# firefox 3: supprimer des dossiers marques pages ??



## Anonyme (23 Juin 2008)

bonsoir

je voudrais supprimer ces 3 elemens de la barre marques pages de firefox 3:

- Barre personnelle
- marques recemment
- etiquettes recentes


est ce possible et si oui, comment?

merci d'avance


----------



## richard-deux (24 Juin 2008)

enzo0511 a dit:


> bonsoir
> 
> je voudrais supprimer ces 3 elemens de la barre marques pages de firefox 3:
> 
> ...



Bonjour,
Pour supprimer les liens dans la barre personnelle, les marqués ... il suffit d'aller dans Marque-Pages -> Organiser les Marques-pages puis une fenêtre s'ouvrira.
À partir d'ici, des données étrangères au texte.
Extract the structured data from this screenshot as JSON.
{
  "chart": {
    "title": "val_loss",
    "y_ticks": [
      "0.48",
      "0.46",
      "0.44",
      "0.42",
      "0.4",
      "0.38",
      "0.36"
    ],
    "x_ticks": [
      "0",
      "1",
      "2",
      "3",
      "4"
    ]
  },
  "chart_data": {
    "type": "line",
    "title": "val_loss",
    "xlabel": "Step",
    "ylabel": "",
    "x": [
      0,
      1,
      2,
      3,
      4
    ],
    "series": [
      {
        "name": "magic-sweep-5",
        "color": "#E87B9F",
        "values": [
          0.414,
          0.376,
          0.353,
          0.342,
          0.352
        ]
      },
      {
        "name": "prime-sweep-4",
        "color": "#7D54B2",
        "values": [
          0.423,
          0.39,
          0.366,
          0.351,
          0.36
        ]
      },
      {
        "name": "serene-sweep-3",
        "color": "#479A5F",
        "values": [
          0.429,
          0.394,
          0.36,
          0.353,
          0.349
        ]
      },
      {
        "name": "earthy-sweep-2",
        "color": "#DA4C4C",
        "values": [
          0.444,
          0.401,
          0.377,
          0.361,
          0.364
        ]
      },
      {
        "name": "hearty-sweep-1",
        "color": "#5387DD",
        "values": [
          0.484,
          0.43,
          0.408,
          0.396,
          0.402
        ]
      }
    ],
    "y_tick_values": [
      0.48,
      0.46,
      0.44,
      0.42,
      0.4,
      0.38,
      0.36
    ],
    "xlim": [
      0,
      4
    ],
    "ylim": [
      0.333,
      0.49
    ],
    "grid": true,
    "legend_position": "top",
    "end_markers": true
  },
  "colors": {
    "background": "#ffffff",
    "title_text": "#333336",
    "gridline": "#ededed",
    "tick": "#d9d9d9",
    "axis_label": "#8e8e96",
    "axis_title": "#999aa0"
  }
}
Ensuite, tu choisis, "barre personnelle sur le coté gauche et tu choisis les liens que tu souhaites supprimer et tu cliques sur "supprimer " dans le menu (ou sur la roue crantée et choisir "supprimer").

Voilà. 

Note du modo : les problèmes sur les logiciels "internet", on en parle dans "Internet et réseau. On y va !


----------



## Anonyme (24 Juin 2008)

non, je sais comment supprimer des marques pages

ce n'est pas ca le probleme

c'est d'effacer le dossier en lui meme ainsi que les 2 autres elements


----------



## Mobyduck (24 Juin 2008)

Marque-Pages >> Organiser les marque-pages puis tu sélectionnes les dossiers qui se trouvent dans Menu des marque-pages et les supprimes (hormis Barre personnelle). Non?


----------



## GraphiqueDesign (24 Juin 2008)

... pour certains dossiers, clik droit (ctrl/clic) sur le dossier et supprimer dans menu contextuel !!!


----------



## Mobyduck (24 Juin 2008)

Je crois que c'est de ces dossiers dont il est question:





Et pour les supprimer, tu es obligé de passer par le menu _Organiser les marque-pages_.


----------



## Anonyme (24 Juin 2008)

bah ca marche pas justement, j'ai essaye avant de poster

c'est ca le probleme

ces 3 dossiers ne peuvent etre supprimer 

d'ou ma question pour une bidouille technique

merci


----------



## Mobyduck (24 Juin 2008)

Qu'elle bidouille?  





Marque-Pages >> Organiser les marque-pages, ensuite un clic sur _Menu des marque-pages _ (et non dérouler le menu) et enfin suppression.


----------



## Anonyme (27 Juin 2008)

tu n'as pas compris 

je veux les supprimer definitivement

les elements recents, ca se supprime et ca revient...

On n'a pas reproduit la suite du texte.